5 名经验丰富的评估者,包括 1 名血管神经外科医生、2 名神经放射科医生和 2 名高级神经外科住院医师,分别独立评估了 15 例 MRI 研究、15 例 CT 血管造影和 15 例数字减影血管造影的初始诊断。对每个成像模式的 5 次扫描进行了重复性评估,以测量内部评估者的可靠性。在初始评估 3 个月后,评估者重新评估了那些存在分歧的扫描。在第二次评估中,评估者被要求用评论和插图来证明他们的评级。采用多位评估者的广义 Kappa(κ)分析、Kendall 一致性系数(W)和组内相关系数(ICC)来确定评估者之间的可靠性。对于内部评估者可靠性分析,使用 Cohen's kappa(κ)、Kendall 相关系数(tau-b)和 ICC 来评估每位评估者的重复测量一致性。

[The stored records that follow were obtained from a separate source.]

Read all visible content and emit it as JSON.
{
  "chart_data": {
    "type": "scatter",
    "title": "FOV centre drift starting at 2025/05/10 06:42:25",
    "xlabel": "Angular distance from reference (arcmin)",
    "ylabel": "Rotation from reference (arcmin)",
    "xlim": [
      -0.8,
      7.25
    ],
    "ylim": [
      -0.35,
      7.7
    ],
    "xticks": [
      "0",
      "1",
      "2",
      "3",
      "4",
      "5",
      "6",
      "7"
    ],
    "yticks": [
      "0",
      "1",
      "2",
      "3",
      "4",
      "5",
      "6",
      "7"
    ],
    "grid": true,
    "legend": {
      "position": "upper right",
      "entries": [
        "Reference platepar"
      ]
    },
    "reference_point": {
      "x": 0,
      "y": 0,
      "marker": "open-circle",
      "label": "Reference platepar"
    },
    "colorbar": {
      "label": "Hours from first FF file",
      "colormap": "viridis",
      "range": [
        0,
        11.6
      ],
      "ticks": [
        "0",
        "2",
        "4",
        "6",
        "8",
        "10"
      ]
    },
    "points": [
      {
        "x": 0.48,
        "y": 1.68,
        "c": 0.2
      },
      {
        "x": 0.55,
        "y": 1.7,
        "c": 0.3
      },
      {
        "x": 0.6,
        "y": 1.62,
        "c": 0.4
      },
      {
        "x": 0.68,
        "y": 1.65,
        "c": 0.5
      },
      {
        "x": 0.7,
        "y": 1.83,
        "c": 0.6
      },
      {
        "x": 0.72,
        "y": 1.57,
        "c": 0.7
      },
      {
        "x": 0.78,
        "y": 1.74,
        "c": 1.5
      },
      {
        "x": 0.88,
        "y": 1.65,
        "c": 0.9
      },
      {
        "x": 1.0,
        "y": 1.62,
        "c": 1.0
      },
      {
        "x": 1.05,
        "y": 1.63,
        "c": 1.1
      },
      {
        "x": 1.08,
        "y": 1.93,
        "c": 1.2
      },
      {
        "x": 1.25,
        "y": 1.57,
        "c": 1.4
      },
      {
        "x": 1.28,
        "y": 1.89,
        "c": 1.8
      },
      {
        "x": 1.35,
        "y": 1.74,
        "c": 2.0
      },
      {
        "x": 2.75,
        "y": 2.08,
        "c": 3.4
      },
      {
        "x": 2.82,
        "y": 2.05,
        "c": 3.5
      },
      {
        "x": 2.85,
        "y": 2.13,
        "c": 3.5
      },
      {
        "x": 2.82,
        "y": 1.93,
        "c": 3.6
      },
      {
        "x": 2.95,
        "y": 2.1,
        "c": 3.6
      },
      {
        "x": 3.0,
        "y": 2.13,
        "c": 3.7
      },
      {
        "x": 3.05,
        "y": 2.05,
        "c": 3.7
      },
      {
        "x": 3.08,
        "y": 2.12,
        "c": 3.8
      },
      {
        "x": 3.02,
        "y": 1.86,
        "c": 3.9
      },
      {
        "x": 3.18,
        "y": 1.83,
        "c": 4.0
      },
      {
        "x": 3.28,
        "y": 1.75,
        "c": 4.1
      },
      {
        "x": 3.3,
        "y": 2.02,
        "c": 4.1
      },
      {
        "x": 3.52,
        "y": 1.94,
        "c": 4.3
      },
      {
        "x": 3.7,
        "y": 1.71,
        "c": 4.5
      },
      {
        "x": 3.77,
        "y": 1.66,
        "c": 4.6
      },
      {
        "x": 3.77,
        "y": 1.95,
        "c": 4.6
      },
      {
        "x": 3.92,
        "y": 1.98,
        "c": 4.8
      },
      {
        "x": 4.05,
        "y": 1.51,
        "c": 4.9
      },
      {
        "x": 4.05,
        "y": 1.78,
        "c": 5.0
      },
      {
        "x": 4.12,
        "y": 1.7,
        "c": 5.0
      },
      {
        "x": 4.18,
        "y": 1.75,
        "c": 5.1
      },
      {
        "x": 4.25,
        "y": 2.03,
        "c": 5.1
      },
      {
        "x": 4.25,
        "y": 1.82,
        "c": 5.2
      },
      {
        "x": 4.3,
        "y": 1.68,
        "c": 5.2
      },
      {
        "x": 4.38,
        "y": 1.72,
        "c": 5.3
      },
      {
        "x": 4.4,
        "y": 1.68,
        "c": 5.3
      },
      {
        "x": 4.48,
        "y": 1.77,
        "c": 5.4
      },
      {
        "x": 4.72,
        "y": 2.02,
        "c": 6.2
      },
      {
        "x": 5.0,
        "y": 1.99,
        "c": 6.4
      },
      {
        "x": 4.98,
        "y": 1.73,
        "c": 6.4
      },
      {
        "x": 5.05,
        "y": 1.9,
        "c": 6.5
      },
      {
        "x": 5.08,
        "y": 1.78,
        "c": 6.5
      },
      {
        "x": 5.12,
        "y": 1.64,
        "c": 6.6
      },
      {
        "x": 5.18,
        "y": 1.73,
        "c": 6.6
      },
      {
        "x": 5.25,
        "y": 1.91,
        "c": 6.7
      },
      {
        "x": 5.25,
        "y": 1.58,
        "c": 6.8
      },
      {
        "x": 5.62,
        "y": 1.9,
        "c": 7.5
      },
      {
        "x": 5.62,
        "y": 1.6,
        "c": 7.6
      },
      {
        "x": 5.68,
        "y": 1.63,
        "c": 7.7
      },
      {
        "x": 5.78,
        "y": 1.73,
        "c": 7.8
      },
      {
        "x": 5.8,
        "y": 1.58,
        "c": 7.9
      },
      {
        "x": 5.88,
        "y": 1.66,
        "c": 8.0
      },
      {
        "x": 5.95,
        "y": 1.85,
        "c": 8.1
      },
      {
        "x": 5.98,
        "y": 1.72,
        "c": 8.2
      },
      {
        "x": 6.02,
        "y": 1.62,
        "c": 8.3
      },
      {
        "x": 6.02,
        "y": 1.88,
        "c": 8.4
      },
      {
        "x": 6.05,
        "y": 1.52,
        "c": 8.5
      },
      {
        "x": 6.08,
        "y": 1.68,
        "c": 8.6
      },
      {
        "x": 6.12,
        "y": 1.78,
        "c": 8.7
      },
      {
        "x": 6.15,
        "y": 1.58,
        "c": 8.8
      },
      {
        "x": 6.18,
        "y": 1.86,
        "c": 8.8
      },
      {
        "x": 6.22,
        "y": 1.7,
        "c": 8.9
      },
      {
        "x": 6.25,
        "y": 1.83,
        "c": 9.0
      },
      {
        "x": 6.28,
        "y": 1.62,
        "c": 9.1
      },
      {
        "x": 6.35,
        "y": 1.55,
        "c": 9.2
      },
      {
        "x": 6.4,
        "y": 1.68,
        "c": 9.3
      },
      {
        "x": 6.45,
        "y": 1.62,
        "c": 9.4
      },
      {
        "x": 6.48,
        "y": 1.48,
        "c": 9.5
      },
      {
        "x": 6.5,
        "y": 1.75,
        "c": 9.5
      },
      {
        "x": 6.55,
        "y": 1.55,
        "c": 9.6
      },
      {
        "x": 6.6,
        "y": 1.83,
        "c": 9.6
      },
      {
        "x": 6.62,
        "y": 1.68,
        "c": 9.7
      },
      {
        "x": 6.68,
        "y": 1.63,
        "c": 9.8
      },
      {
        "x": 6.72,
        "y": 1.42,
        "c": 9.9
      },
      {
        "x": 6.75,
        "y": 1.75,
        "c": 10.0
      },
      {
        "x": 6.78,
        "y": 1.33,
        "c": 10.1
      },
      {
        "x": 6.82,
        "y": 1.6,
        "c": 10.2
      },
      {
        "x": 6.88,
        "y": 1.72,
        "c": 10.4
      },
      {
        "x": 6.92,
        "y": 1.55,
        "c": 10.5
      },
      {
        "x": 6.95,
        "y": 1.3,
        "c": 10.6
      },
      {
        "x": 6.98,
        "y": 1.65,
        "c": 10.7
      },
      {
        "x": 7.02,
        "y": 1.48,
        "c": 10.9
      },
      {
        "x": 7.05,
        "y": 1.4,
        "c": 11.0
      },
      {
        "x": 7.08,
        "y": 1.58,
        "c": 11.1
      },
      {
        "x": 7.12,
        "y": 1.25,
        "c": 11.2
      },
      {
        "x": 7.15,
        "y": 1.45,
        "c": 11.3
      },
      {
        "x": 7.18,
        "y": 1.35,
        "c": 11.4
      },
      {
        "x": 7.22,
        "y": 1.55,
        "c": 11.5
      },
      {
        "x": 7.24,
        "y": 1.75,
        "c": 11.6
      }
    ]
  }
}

在初始评估时,整体 5 级 Spetzler-Martin 量表的评估者间可靠性为中等至良好(ICC=0.69)至极强(Kendall's W=0.73),在重新评估时有所提高。CT 血管造影的评估结果具有最高的一致性,其次是 MRI 和数字减影血管造影。整体 3 级 Spetzler-Ponce 分级的评估者间可靠性在初始评估时为中等至良好(ICC=0.68)至强(Kendall's W=0.70),在重新评估时有所提高,且与 5 级 Spetzler-Martin 量表的一致性相当。整体 Pollock-Flickinger 基于放射外科的分级的评估者间可靠性为极好(ICC=0.89)至极强(Kendall's W=0.81)。整体 5 级 Spetzler-Martin 分级的内部评估者可靠性在 5 名评估者中的 3 名中为极好(ICC>0.75),在另外 2 名中为中等至良好(ICC>0.40)。
5 级 Spetzler-Martin 量表、3 级 Spetzler-Ponce 量表和 Pollock-Flickinger 基于放射外科的量表均显示出高度的一致性。重新评估时可靠性的提高是由初始评估的培训效果和为评级辩护的要求解释的,这突出了作为常规临床实践一部分的用于科学目的的分级的潜在缺点。